A Legal Lohengrin wrote:
Litlebritdifrnt2 wrote:
Don't know whether this belongs here or not but I thought you guys would get a kick out of it and come up with a cause of action that Orly can file in this Judges district for the sheer hilarity that would ensue.
http://tpmmuckraker.talkingpointsmemo.c ... hp?ref=fpbQuote:
Here's part of Sparks' Friday order:
The party will feature many exciting and informative lessons including:
"telephone and communicate with a lawyer," "enter into reasonable agreements about deposition dates," "limit depositions to reasonable subject matter" and why "it is neither cute nor clever to attempt to quash a subpoena for technical failures of service when notice is reasonably given."

I agree with this advice but only in part. These are all good practice when one is dealing with an ethical attorney who can be trusted to reciprocate, is bringing a cause of action in good faith and will not abuse the process. When dealing with an Orly or some other scoundrel, one shouldn't give an inch on anything except when advantageous. It
can be worth it just not to piss off the judge and thereby appear to be the adult in the room.
However, if it involves an abusive litigant who is dragging random third parties into abusive depositions and serving the deposition subpoenas defectively, I wouldn't give them a speck of regard and would quash the hell out of them.
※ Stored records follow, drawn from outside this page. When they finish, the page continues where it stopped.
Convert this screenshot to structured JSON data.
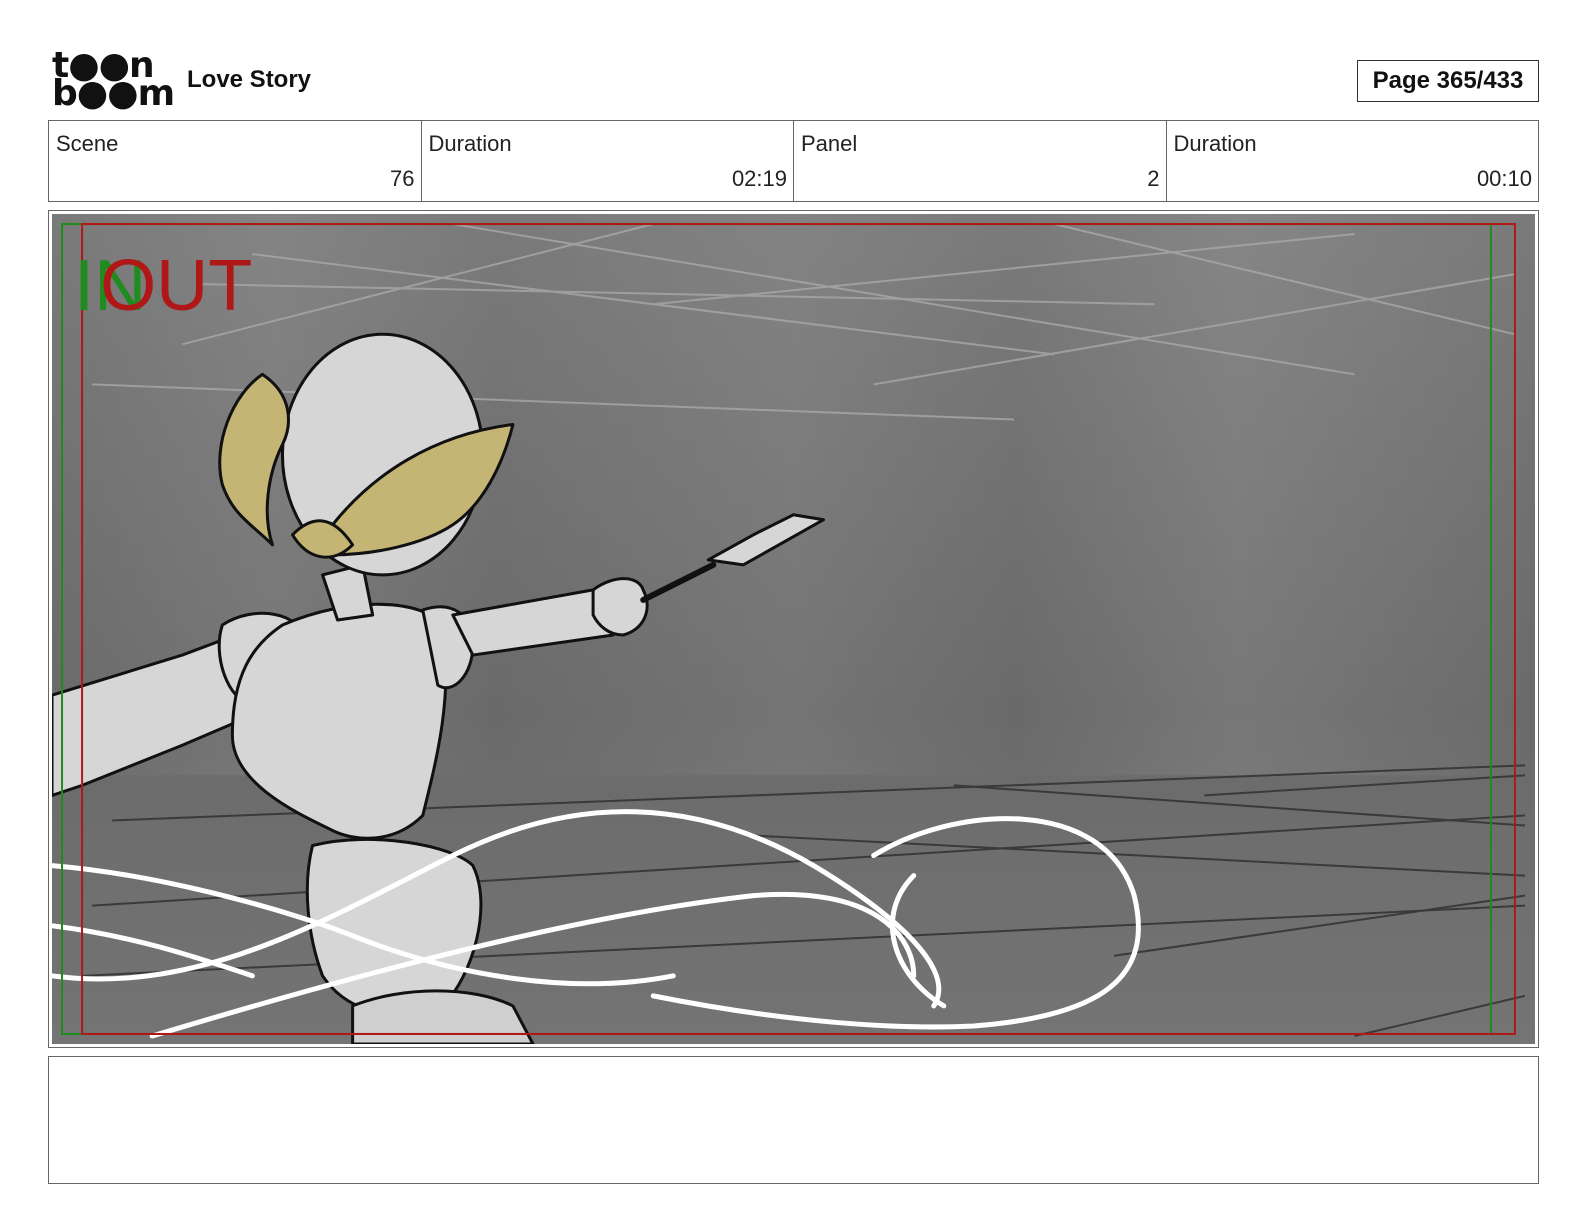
{
  "header": {
    "logo_line1": "t●●n",
    "logo_line2": "b●●m",
    "project_title": "Love Story",
    "page_label": "Page 365/433"
  },
  "info": [
    {
      "label": "Scene",
      "value": "76"
    },
    {
      "label": "Duration",
      "value": "02:19"
    },
    {
      "label": "Panel",
      "value": "2"
    },
    {
      "label": "Duration",
      "value": "00:10"
    }
  ],
  "panel": {
    "in_marker": "IN",
    "out_marker": "OUT",
    "colors": {
      "background": "#6e6e6e",
      "hair": "#c4b575",
      "body": "#d6d6d6",
      "in_guide": "#1e8c1e",
      "out_guide": "#b01818"
    }
  },
  "notes": {
    "text": ""
  }
}
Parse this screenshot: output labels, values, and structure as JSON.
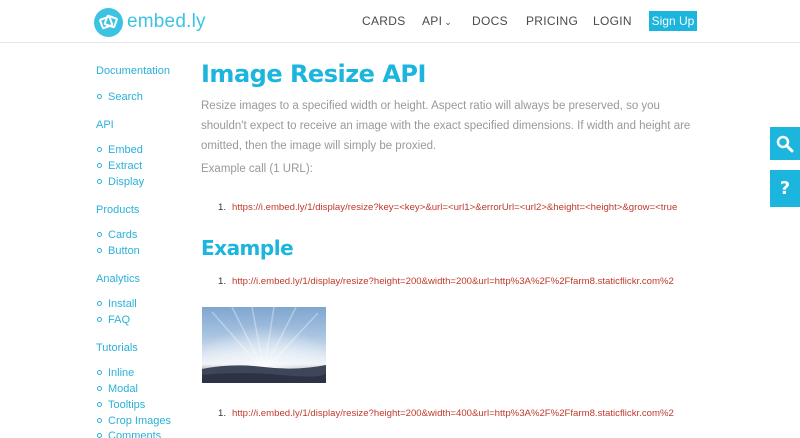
{
  "header": {
    "logo_text": "embed.ly",
    "nav": {
      "cards": "CARDS",
      "api": "API",
      "docs": "DOCS",
      "pricing": "PRICING",
      "login": "LOGIN",
      "signup": "Sign Up"
    }
  },
  "sidebar": {
    "documentation": "Documentation",
    "search": "Search",
    "api": "API",
    "embed": "Embed",
    "extract": "Extract",
    "display": "Display",
    "products": "Products",
    "cards": "Cards",
    "button": "Button",
    "analytics": "Analytics",
    "install": "Install",
    "faq": "FAQ",
    "tutorials": "Tutorials",
    "inline": "Inline",
    "modal": "Modal",
    "tooltips": "Tooltips",
    "crop_images": "Crop Images",
    "comments": "Comments"
  },
  "main": {
    "title": "Image Resize API",
    "intro": "Resize images to a specified width or height. Aspect ratio will always be preserved, so you shouldn't expect to receive an image with the exact specified dimensions. If width and height are omitted, then the image will simply be proxied.",
    "example_call_label": "Example call (1 URL):",
    "example_call_num": "1.",
    "example_call_url": "https://i.embed.ly/1/display/resize?key=<key>&url=<url1>&errorUrl=<url2>&height=<height>&grow=<true",
    "example_title": "Example",
    "example1_num": "1.",
    "example1_url": "http://i.embed.ly/1/display/resize?height=200&width=200&url=http%3A%2F%2Ffarm8.staticflickr.com%2",
    "example2_num": "1.",
    "example2_url": "http://i.embed.ly/1/display/resize?height=200&width=400&url=http%3A%2F%2Ffarm8.staticflickr.com%2"
  },
  "side_tabs": {
    "search_icon": "search-icon",
    "help_icon": "question-icon"
  },
  "colors": {
    "accent": "#1bb5dd",
    "link": "#2ab1d8",
    "code": "#c0392b"
  }
}
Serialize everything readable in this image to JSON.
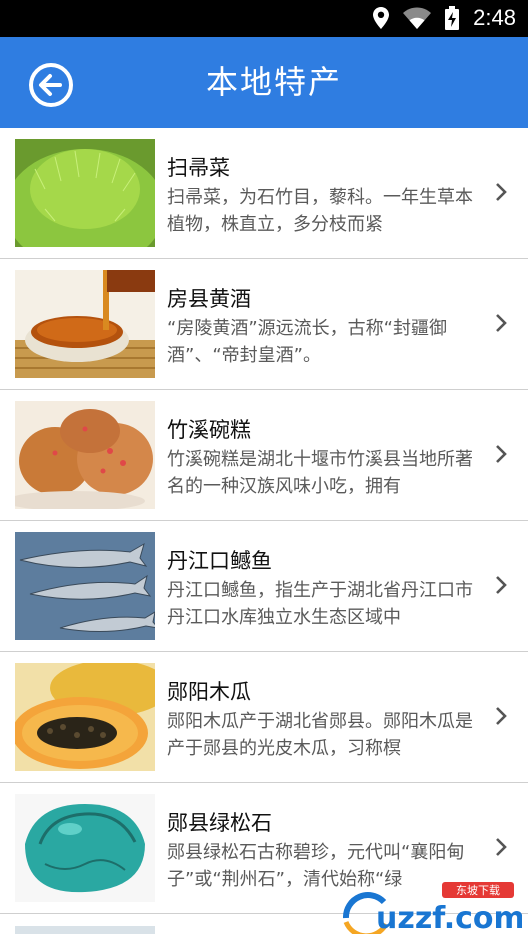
{
  "status_bar": {
    "time": "2:48"
  },
  "header": {
    "title": "本地特产"
  },
  "items": [
    {
      "title": "扫帚菜",
      "desc": "扫帚菜，为石竹目，藜科。一年生草本植物，株直立，多分枝而紧"
    },
    {
      "title": "房县黄酒",
      "desc": "“房陵黄酒”源远流长，古称“封疆御酒”、“帝封皇酒”。"
    },
    {
      "title": "竹溪碗糕",
      "desc": "竹溪碗糕是湖北十堰市竹溪县当地所著名的一种汉族风味小吃，拥有"
    },
    {
      "title": "丹江口鳡鱼",
      "desc": "丹江口鳡鱼，指生产于湖北省丹江口市丹江口水库独立水生态区域中"
    },
    {
      "title": "郧阳木瓜",
      "desc": "郧阳木瓜产于湖北省郧县。郧阳木瓜是产于郧县的光皮木瓜，习称榠"
    },
    {
      "title": "郧县绿松石",
      "desc": "郧县绿松石古称碧珍，元代叫“襄阳甸子”或“荆州石”，清代始称“绿"
    }
  ],
  "watermark": {
    "brand": "uzzf.com",
    "tag": "东坡下载"
  }
}
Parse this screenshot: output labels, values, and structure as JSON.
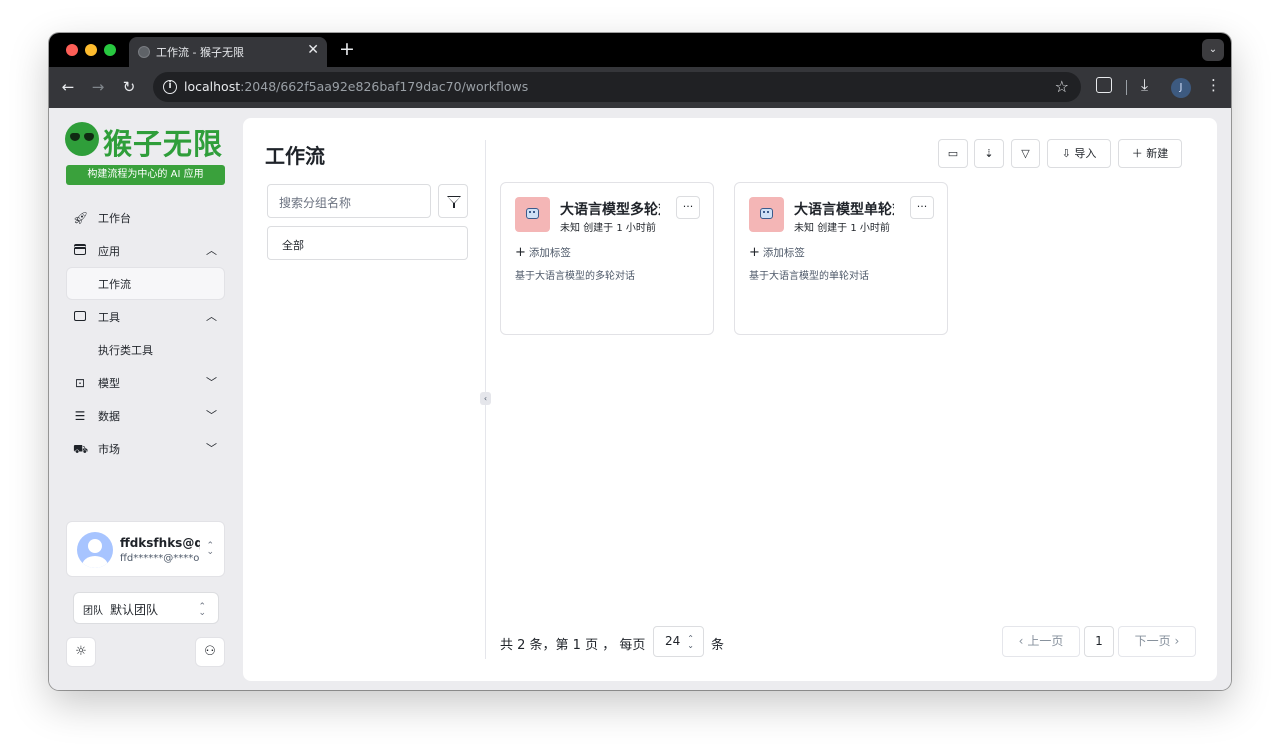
{
  "browser": {
    "tab_title": "工作流 - 猴子无限",
    "tab_close": "✕",
    "new_tab": "+",
    "url_host": "localhost",
    "url_rest": ":2048/662f5aa92e826baf179dac70/workflows",
    "profile_initial": "J",
    "icons": [
      "back-icon",
      "forward-icon",
      "reload-icon",
      "info-icon",
      "star-icon",
      "extensions-icon",
      "download-icon",
      "menu-icon"
    ]
  },
  "sidebar": {
    "logo_text": "猴子无限",
    "slogan": "构建流程为中心的 AI 应用",
    "menu": [
      {
        "label": "工作台",
        "icon": "rocket-icon"
      },
      {
        "label": "应用",
        "icon": "server-icon",
        "expanded": true
      },
      {
        "label": "工作流",
        "sub": true,
        "active": true
      },
      {
        "label": "工具",
        "icon": "calculator-icon",
        "expanded": true
      },
      {
        "label": "执行类工具",
        "sub": true
      },
      {
        "label": "模型",
        "icon": "model-icon",
        "expanded": false
      },
      {
        "label": "数据",
        "icon": "database-icon",
        "expanded": false
      },
      {
        "label": "市场",
        "icon": "cart-icon",
        "expanded": false
      }
    ],
    "user": {
      "name": "ffdksfhks@qq",
      "email": "ffd******@****o"
    },
    "team": {
      "badge": "团队",
      "name": "默认团队"
    }
  },
  "main": {
    "title": "工作流",
    "search_placeholder": "搜索分组名称",
    "group_all": "全部",
    "toolbar": {
      "import_label": "导入",
      "new_label": "新建"
    },
    "cards": [
      {
        "title": "大语言模型多轮对话",
        "author": "未知",
        "created": "创建于 1 小时前",
        "add_tag": "添加标签",
        "description": "基于大语言模型的多轮对话"
      },
      {
        "title": "大语言模型单轮对话",
        "author": "未知",
        "created": "创建于 1 小时前",
        "add_tag": "添加标签",
        "description": "基于大语言模型的单轮对话"
      }
    ],
    "pagination": {
      "summary": "共 2 条，第 1 页 ，",
      "per_page_label": "每页",
      "per_page_value": "24",
      "unit": "条",
      "prev_label": "上一页",
      "current_page": "1",
      "next_label": "下一页"
    }
  },
  "colors": {
    "brand_green": "#2f9e3a",
    "card_icon_bg": "#f4b6b6"
  }
}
WIth an Orly, I believe it would be worth it to point out early and often that this is a vexatious litigant (and a complete lunatic) with no regard for the rules.
I think it is reasonable to let even an Orly off for technically deficient service, so that a dismissal can be with prejudice rather than a procedural dismissal that simply allows the disgruntled nut to file again.
A follow-up to Judge Sparks' remarks.
It seems the Edith Jones, Chief Judge of the 5th Circuit, was not amused.
From
Texas Lawyer5th Circuit Chief Judge Takes U.S. District Judge Sam Sparks to Task in an EmailQuote:
[...]
An email Jones sent to Sparks and judges in the Western District of Texas on Aug. 30 took the Austin trial court judge to task for the sharply worded orders.
One of those orders, which came out on Aug. 26, invited a pair of lawyers involved in a subpoena dispute to a "kindergarten party." Jones' email reads as follows:
"Dear Sam, It has not escaped my attention, or that of my colleagues or, I am told, nationally known blog sites that you have issued several 'cute' orders in the past few weeks. The order attached below is the most recent. Frankly, this kind of rhetoric is not funny. In fact, it is so caustic, demeaning, and gratuitous that it casts more disrespect on the judiciary than on the now-besmirched reputation of the counsel. It suggests either that the judge is simply indulging himself at the expense of counsel or that he is fighting with counsel in what, as Judge Gee used to say, is surely not a fair contest. It suggests bias against counsel. No doubt, none of us has been consistently above reproach in our professional communications with counsel. We are all prone to human error. But no judge who writes an order should allow such rhetoric to overcome common sense. Ultimately, this kind of excess, as I noted, reflects badly on all of us. I urge you to think before you write. Sincerely, Edith Jones."
Sparks was out of town and could not be reached for immediate comment about the email. Jones declines comment on the substance of the email but says she was "saddened" that it had been released to others, including Texas Lawyer.